UPDATED 5.53PM: Police won't be pressing charges against any of the five suspects in the Roast Busters investigation.
They've just released their findings into Operation Clover which was a 12 month inquiry into a group of young men who boasted about having sex with underage girls online.
Police say a lack of evidence, the wishes of victims, the nature of the offences, and the young ages of the parties involved were factors taken into account when deciding not to press charges.
The multi-agency investigation looked into eight complaints of sexual abuse involving seven alleged female victims and five male suspects
Detective Inspector Karen Malthus says she understands many people wanted to see charges laid, and she herself is in that group.
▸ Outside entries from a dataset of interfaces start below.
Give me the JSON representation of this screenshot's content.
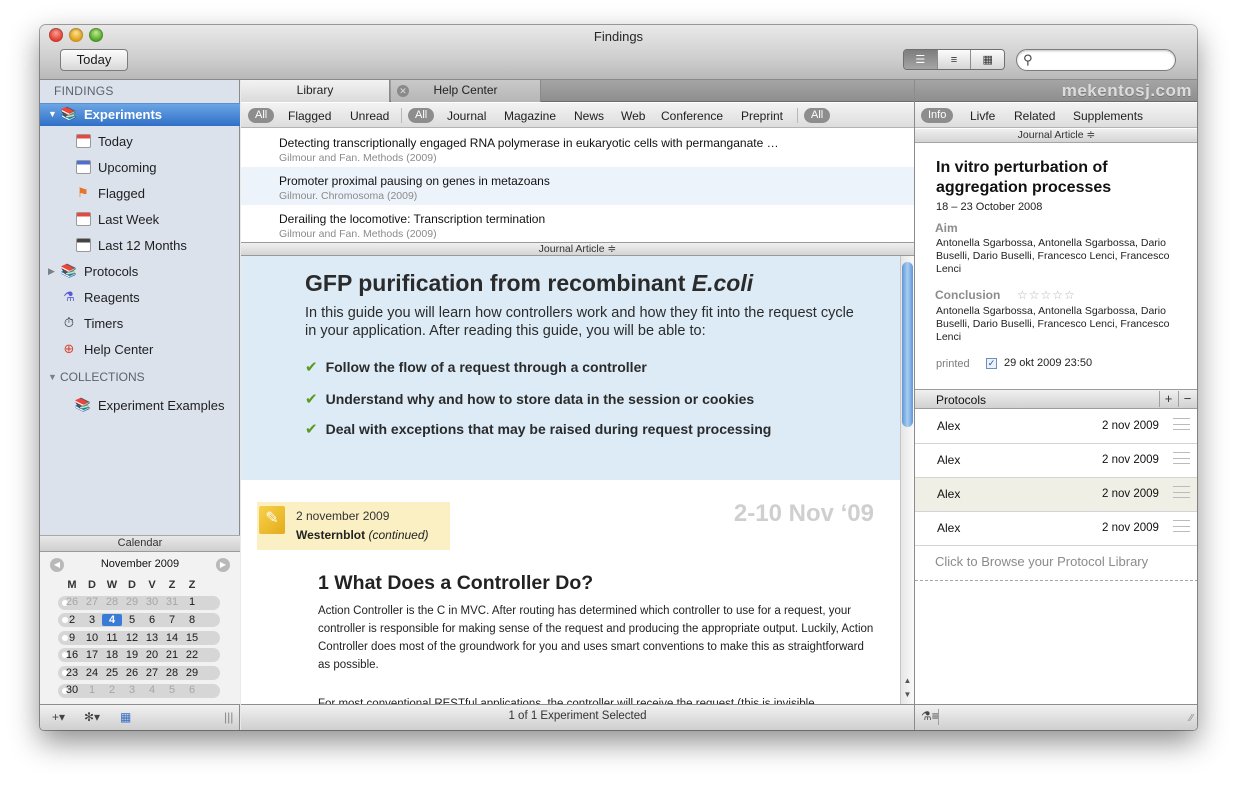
{
  "window": {
    "title": "Findings"
  },
  "toolbar": {
    "today_label": "Today",
    "view_modes": [
      "detail-list-icon",
      "list-icon",
      "grid-icon"
    ],
    "active_view": 0,
    "search_placeholder": ""
  },
  "sidebar": {
    "findings_header": "FINDINGS",
    "experiments_label": "Experiments",
    "items": [
      {
        "label": "Today",
        "icon": "calendar-today-icon"
      },
      {
        "label": "Upcoming",
        "icon": "calendar-upcoming-icon"
      },
      {
        "label": "Flagged",
        "icon": "flag-icon"
      },
      {
        "label": "Last Week",
        "icon": "calendar-week-icon"
      },
      {
        "label": "Last 12 Months",
        "icon": "calendar-year-icon"
      }
    ],
    "protocols_label": "Protocols",
    "reagents_label": "Reagents",
    "timers_label": "Timers",
    "helpcenter_label": "Help Center",
    "collections_header": "COLLECTIONS",
    "collection_item": "Experiment Examples"
  },
  "calendar": {
    "title": "Calendar",
    "month": "November 2009",
    "weekdays": [
      "M",
      "D",
      "W",
      "D",
      "V",
      "Z",
      "Z"
    ],
    "weeks": [
      [
        "26",
        "27",
        "28",
        "29",
        "30",
        "31",
        "1"
      ],
      [
        "2",
        "3",
        "4",
        "5",
        "6",
        "7",
        "8"
      ],
      [
        "9",
        "10",
        "11",
        "12",
        "13",
        "14",
        "15"
      ],
      [
        "16",
        "17",
        "18",
        "19",
        "20",
        "21",
        "22"
      ],
      [
        "23",
        "24",
        "25",
        "26",
        "27",
        "28",
        "29"
      ],
      [
        "30",
        "1",
        "2",
        "3",
        "4",
        "5",
        "6"
      ]
    ],
    "selected_day": "4"
  },
  "tabs": [
    {
      "label": "Library",
      "active": true
    },
    {
      "label": "Help Center",
      "active": false
    }
  ],
  "filters": {
    "group1": [
      "All",
      "Flagged",
      "Unread"
    ],
    "group2": [
      "All",
      "Journal",
      "Magazine",
      "News",
      "Web",
      "Conference",
      "Preprint"
    ],
    "group3": [
      "All"
    ]
  },
  "articles": [
    {
      "title": "Detecting transcriptionally engaged RNA polymerase in eukaryotic cells with permanganate …",
      "meta": "Gilmour and Fan.  Methods (2009)"
    },
    {
      "title": "Promoter proximal pausing on genes in metazoans",
      "meta": "Gilmour.  Chromosoma (2009)"
    },
    {
      "title": "Derailing the locomotive: Transcription termination",
      "meta": "Gilmour and Fan.  Methods (2009)"
    }
  ],
  "list_type_label": "Journal Article ≑",
  "document": {
    "title_plain": "GFP purification from recombinant ",
    "title_italic": "E.coli",
    "intro": "In this guide you will learn how controllers work and how they fit into the request cycle in your application. After reading this guide, you will be able to:",
    "bullets": [
      "Follow the flow of a request through a controller",
      "Understand why and how to store data in the session or cookies",
      "Deal with exceptions that may be raised during request processing"
    ],
    "note_date": "2 november 2009",
    "note_title": "Westernblot",
    "note_suffix": "(continued)",
    "date_range": "2-10 Nov ‘09",
    "section_heading": "1 What Does a Controller Do?",
    "para1": "Action Controller is the C in MVC. After routing has determined which controller to use for a request, your controller is responsible for making sense of the request and producing the appropriate output. Luckily, Action Controller does most of the groundwork for you and uses smart conventions to make this as straightforward as possible.",
    "para2": "For most conventional RESTful applications, the controller will receive the request (this is invisible"
  },
  "status": {
    "selection": "1 of 1 Experiment Selected"
  },
  "right_panel": {
    "brand": "mekentosj.com",
    "tabs": [
      "Info",
      "Livfe",
      "Related",
      "Supplements"
    ],
    "active_tab": 0,
    "type_label": "Journal Article ≑",
    "title": "In vitro perturbation of aggregation processes",
    "date": "18 – 23 October 2008",
    "aim_label": "Aim",
    "aim_text": "Antonella Sgarbossa, Antonella Sgarbossa, Dario Buselli, Dario Buselli, Francesco Lenci, Francesco Lenci",
    "conclusion_label": "Conclusion",
    "stars": "☆☆☆☆☆",
    "conclusion_text": "Antonella Sgarbossa, Antonella Sgarbossa, Dario Buselli, Dario Buselli, Francesco Lenci, Francesco Lenci",
    "printed_label": "printed",
    "printed_checked": true,
    "printed_date": "29 okt 2009 23:50",
    "protocols_label": "Protocols",
    "protocols": [
      {
        "name": "Alex",
        "date": "2 nov 2009"
      },
      {
        "name": "Alex",
        "date": "2 nov 2009"
      },
      {
        "name": "Alex",
        "date": "2 nov 2009"
      },
      {
        "name": "Alex",
        "date": "2 nov 2009"
      }
    ],
    "highlighted_protocol": 2,
    "browse_text": "Click to Browse your Protocol Library"
  }
}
However she says legally, they have to test and assess all their evidence, to make sure it's strong enough to result in a conviction.
She says she's not about to put young people through a court process when they can't be sure of that.
Changes needed in rape trials
No one is being charged following the Roast Busters case - but Rape Prevention still wants changes to how sexual assault victims are treated in the court system.
Executive director Dr Kim McGregor says the Solicitor General's prosecution guidelines state that police must have a reasonable prospect of a conviction to initiate prosecution.
She says while there's no action in this case, she'd like to see rape trials be dealt with by a judge alone.
Kim McGregor says only one in 100 cases result in a conviction because it's too hard for a jury to make a decision when there's often no witnesses or evidence.
Pledge from top police boss
The Police Commissioner is staking his own personal guarantee on the Roastbusters investigation.
Commissioner Mike Bush says he's taken a close interest in the investigation, and is confident police have conducted a thorough inquiry, despite the complexities of the case.
But he says he also accepts the decision not to lay charges will prompt a range of reactions, as many in the public had a strong expectation of charges being laid.\
Minister defends actions
The Police Minister is defending the handling of the Roast Busters case, as police brace for backlash over their decision not to prosecute.
Despite police missteps at the start, Minister Michael Woodhouse is confident the investigation was to a high standard.
He says some people will be disappointed with the result but it was a complex case, and there will be learnings for police and other agencies.
King speaks out
A senior politician's voicing her concerns over the outcome of the Roast Busters case.
Acting Labour Deputy Leader Annette King says the decision not to prosecute is very disappointing.
She says she'd thought police had been making great progress in handling sexual abuse and sexual violence cases.
Ms King believes a lot of young people will be let down when they learn no prosecution will take place.
Social media key
Police say social media was a major tool in the year long investigation in to the Roast Busters scandal.
An investigation was launched after a Facebook page where young men boasted about have sex with drunk underage girls came to light.
Detective Inspector Karen Malthus says the inquiry began with an extensive analysis of social media.
She says they aren't the police of social media, but using it's enabled them to see how young people are feeling, and to communicate with them.